31. Discard the column and keep the Eppendorf tube with your purified plasmid DNA in it.
[Note: at this point, store the plasmid miniprep at either 4°C in your fridge, or at -20°C for longterm storage. Can use the NanoDrop Lite to determine the concentration of DNA (100-300
ng/uL is typical). Purified miniprep DNA is ready for use in digestions, PCR, transformation into
yeast, transformation into bacteria, or other uses.]
[Additional Notes: Pink colonies: Constructs that contain mCherry in them sometimes cause
the TOP10 bacterial colonies to turn pink/red in color! So, if you see this, don’t freak out; the
construct has mCherry expressed (somehow) and is likely correct.]
[Additional Notes: Poor DNA yields: For some (rare) genes, such as BNI5, plasmids that
contain the full-length gene are TOXIC—the presence of the BNI5 gene in the plasmid construct
(either yeast-based or bacterial based) causes small colonies, slow growth of colonies, a lighter
shade (rather than dark opaque color) of colony, and very very low yields using ANY miniprep
kit. This seems to be rare, but can definitely occur for some genes.]

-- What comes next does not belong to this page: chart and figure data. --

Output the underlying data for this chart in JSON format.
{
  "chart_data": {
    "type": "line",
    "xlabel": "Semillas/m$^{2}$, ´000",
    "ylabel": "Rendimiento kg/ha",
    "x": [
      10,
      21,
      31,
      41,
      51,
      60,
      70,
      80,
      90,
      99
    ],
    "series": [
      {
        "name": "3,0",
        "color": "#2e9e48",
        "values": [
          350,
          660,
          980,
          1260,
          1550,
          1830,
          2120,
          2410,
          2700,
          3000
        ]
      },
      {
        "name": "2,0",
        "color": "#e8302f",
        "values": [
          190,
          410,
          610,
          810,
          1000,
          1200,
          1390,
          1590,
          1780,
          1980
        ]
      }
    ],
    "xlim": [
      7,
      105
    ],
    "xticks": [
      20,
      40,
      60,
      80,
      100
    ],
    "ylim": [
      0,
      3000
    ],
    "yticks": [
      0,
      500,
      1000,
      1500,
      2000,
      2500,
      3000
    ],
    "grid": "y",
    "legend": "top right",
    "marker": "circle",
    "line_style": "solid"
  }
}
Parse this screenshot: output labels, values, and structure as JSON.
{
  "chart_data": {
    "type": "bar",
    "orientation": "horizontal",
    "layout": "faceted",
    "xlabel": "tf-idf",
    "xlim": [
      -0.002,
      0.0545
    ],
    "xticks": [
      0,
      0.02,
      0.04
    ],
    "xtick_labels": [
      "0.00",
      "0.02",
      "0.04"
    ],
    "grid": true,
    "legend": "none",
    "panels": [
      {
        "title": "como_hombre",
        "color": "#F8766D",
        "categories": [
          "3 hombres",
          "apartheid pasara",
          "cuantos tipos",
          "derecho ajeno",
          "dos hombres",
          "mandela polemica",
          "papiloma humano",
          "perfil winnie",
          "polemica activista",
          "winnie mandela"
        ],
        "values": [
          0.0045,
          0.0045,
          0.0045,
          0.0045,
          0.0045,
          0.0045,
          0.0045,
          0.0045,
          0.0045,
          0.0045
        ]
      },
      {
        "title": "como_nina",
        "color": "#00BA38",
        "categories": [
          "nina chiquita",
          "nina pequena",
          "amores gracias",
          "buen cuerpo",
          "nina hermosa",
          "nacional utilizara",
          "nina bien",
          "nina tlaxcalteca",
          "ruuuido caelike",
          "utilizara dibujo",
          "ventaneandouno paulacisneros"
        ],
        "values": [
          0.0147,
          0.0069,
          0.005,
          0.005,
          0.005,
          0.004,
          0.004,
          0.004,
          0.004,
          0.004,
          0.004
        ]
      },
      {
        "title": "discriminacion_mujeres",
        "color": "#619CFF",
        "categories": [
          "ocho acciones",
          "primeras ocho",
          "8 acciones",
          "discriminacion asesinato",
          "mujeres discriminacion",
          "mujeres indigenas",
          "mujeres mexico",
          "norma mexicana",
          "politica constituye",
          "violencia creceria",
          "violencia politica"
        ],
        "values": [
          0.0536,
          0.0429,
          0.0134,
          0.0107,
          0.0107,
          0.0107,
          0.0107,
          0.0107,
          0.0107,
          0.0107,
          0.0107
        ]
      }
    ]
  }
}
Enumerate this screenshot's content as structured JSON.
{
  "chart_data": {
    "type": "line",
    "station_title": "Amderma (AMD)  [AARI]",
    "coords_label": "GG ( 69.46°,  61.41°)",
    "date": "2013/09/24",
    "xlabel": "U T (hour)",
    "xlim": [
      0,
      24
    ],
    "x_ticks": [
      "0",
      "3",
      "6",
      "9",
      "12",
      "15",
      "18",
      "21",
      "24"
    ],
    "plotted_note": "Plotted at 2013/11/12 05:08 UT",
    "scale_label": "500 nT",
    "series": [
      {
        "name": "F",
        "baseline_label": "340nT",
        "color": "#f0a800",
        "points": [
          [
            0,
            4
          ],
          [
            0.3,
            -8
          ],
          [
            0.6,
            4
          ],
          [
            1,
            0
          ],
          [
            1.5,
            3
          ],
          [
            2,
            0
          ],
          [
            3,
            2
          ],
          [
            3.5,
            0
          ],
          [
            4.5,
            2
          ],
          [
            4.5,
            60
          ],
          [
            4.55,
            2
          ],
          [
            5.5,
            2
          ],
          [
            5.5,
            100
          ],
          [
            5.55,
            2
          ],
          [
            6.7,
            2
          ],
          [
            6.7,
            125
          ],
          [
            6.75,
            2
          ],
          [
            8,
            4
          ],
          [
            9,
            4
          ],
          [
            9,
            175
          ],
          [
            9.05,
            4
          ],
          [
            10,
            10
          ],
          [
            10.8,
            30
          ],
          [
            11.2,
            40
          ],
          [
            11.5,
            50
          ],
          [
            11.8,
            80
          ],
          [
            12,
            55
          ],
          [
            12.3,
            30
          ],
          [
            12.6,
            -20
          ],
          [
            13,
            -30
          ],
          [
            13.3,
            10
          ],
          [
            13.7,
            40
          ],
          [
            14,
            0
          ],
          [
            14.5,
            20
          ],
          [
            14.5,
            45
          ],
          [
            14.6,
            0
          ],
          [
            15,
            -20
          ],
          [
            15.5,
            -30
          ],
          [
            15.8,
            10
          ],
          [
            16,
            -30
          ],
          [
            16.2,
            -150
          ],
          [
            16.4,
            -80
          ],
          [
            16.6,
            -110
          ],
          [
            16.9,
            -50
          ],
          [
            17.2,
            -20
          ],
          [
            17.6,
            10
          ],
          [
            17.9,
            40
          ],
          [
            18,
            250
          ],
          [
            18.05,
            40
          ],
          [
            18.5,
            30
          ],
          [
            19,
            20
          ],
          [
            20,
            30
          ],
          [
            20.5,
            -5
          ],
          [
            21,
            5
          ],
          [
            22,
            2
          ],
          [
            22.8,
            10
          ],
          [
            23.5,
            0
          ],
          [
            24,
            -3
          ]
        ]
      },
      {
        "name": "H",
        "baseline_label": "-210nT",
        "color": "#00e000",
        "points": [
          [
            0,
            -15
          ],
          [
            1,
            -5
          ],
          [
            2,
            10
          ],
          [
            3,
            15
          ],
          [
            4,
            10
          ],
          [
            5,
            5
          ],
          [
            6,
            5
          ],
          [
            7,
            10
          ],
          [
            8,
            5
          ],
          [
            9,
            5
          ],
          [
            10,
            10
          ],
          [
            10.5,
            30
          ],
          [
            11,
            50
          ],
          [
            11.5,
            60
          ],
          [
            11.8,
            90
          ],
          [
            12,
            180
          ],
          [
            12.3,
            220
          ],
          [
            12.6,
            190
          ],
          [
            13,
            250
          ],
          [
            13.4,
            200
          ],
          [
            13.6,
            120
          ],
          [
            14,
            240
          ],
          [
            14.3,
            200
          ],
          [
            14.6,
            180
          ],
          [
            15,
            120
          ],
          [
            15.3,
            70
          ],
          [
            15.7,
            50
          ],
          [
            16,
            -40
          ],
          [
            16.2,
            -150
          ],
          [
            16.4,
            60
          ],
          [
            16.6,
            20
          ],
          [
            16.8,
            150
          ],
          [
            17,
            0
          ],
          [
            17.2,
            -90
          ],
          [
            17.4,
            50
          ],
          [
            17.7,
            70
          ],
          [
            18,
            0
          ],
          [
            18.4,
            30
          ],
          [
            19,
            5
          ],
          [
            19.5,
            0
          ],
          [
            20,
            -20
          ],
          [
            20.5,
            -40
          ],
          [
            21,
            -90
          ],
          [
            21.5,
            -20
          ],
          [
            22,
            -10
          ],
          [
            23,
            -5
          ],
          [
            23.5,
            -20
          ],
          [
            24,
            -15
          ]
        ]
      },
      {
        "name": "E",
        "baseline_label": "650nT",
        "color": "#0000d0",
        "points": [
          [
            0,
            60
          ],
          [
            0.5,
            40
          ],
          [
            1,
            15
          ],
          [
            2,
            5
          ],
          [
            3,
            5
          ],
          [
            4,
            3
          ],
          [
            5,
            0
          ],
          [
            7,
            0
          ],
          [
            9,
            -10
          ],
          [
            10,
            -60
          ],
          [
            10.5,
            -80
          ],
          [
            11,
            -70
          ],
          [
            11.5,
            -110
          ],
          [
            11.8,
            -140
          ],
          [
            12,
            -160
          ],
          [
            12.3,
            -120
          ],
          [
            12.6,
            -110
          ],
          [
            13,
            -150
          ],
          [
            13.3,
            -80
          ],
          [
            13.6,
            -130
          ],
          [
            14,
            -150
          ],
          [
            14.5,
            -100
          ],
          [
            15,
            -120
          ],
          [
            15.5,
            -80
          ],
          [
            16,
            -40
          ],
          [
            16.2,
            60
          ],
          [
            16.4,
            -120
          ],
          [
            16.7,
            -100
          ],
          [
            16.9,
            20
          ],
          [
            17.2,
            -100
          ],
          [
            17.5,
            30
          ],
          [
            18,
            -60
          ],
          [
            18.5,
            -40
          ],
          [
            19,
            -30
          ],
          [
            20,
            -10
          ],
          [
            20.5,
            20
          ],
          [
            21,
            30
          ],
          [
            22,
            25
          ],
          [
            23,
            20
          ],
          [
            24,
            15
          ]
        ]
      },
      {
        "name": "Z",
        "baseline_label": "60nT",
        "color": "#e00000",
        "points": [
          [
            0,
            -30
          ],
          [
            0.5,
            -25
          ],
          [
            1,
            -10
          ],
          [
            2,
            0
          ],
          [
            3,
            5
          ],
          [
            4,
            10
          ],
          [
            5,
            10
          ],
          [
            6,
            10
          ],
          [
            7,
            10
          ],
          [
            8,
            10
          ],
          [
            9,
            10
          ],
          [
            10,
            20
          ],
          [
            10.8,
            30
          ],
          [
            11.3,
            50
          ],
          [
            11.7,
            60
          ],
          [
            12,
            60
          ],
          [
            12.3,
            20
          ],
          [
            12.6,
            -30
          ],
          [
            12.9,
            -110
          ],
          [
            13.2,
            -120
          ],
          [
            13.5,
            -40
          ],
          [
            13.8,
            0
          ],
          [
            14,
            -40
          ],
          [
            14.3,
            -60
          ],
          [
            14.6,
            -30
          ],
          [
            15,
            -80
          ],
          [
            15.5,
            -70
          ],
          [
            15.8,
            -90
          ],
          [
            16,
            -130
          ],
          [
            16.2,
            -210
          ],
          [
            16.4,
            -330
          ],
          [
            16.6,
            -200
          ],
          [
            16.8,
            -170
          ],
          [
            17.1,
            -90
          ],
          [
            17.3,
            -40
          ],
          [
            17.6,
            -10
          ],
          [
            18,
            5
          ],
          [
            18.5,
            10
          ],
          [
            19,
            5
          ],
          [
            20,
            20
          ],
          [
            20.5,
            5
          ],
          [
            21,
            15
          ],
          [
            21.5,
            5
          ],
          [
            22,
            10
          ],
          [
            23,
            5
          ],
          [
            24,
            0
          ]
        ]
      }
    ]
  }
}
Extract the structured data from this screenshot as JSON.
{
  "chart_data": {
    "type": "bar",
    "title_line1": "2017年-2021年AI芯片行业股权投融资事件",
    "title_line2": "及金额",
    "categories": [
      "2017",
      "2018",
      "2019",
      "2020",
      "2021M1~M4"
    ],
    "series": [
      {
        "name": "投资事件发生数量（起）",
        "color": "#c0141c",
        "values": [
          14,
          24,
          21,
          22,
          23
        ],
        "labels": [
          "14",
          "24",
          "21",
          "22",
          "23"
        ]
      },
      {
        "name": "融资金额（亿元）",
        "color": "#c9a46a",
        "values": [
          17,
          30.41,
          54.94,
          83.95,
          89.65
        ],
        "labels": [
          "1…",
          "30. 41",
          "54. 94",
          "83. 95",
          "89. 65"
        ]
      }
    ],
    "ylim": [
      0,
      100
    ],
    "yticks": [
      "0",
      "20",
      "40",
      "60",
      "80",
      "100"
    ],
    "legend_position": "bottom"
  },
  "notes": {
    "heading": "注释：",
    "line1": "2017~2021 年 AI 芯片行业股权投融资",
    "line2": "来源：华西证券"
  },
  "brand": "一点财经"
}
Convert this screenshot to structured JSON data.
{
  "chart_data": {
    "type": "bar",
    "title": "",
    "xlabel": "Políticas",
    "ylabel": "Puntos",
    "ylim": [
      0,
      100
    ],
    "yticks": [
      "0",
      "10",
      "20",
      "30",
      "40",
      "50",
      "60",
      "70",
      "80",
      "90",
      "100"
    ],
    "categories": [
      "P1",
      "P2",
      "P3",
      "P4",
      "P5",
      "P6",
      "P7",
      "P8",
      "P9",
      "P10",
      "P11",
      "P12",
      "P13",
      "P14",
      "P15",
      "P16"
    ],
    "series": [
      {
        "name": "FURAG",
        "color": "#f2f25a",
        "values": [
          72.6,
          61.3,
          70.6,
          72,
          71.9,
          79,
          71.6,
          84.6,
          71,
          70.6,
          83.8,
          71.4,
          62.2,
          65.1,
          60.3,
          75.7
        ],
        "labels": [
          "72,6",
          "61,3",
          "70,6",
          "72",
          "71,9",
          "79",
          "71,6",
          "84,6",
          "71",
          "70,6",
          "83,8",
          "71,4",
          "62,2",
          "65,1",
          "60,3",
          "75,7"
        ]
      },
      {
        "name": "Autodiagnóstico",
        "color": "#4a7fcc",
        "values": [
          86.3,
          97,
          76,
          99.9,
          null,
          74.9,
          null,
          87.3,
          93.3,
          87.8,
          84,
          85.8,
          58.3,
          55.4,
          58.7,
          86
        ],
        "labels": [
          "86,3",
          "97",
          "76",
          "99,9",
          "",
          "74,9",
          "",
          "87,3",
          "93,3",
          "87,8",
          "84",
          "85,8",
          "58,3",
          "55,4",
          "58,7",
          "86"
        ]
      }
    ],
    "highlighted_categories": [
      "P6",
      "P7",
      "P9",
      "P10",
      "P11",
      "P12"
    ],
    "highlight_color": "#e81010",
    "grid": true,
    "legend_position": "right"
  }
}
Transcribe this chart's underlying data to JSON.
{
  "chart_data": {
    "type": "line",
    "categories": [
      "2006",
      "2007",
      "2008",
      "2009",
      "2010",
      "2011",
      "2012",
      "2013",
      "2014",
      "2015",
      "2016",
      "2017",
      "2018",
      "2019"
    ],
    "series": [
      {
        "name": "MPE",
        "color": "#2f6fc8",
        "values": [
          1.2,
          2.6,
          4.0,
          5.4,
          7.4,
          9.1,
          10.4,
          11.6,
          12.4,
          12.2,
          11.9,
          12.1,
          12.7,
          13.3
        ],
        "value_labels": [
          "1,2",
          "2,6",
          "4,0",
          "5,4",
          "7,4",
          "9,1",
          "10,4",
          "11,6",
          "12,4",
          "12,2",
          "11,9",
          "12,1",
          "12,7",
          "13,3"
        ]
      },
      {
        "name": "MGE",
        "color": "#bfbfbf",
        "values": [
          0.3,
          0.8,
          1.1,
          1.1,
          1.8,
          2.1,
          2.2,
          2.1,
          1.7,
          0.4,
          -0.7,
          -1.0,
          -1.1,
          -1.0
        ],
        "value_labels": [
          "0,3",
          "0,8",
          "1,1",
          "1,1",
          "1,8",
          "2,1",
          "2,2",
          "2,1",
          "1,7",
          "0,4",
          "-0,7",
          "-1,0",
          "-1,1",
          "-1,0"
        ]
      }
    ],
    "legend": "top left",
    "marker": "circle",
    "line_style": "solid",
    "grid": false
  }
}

[Additional Notes: Yeast plasmid preps: For isolating plasmids from yeast, please see “Yeast
Plasmid Prep” protocol which is a slight variant on this miniprep procedure, yet uses the same
kit and principles.]
[Additional Notes: Opening a new kit: The kits require a few simple preparation steps including
(i) Adding the RNAaseA solution to the Resuspension Buffer and storing at 4°C, (ii) Adding
ethanol to the wash buffer, and (iii) ensuring that the Lysis Buffer is mixed and clear with no
precipitates (see Notes above at Step 10).]